More Personally – Suma

Next week, on March 12, I’m honored to moderate a panel on Animal Representation in Children’s Literature for SCBWI Western Washington. The panelists are the wonderful Evan Griffith, Mary Quattlebaum, J Albert Mann, and Victoria Wells Arms. Register early. We hope to see you there!

More Personally – AJ Eversole

I spent this past Saturday at the North Texas Teen Book Festival in Irving. Two years ago, this was the last major event that I attended before everything shut down, so getting to come back made me absolutely giddy.

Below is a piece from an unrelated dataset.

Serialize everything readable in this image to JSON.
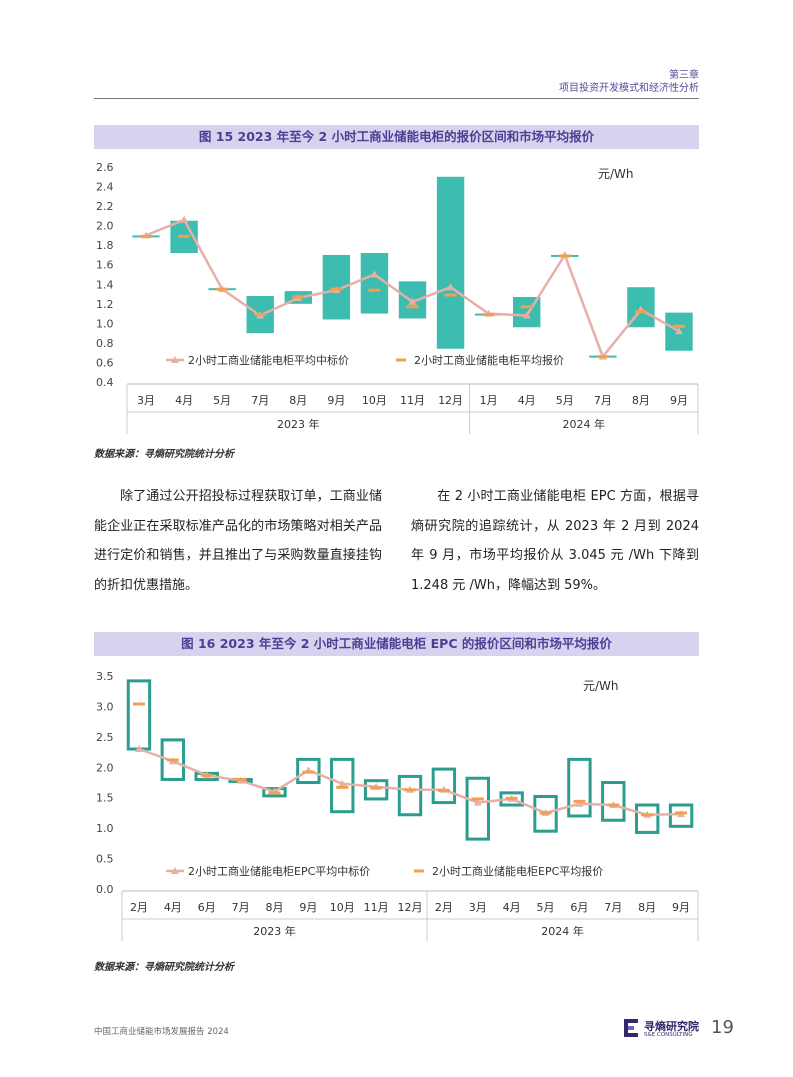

It was an amazing day packed with great panels. My favorite thing about this festival is that it is focused on the student experience. School buses from all over the DFW area drop students off and they spend the day attending panels with a variety of kidlit authors, then in the afternoon, there is one big author signing session.

Getting to see actual middle grade and high school kids laugh at panels and leave with arms full of books left me feeling excited and eager to get home and work on my own stories.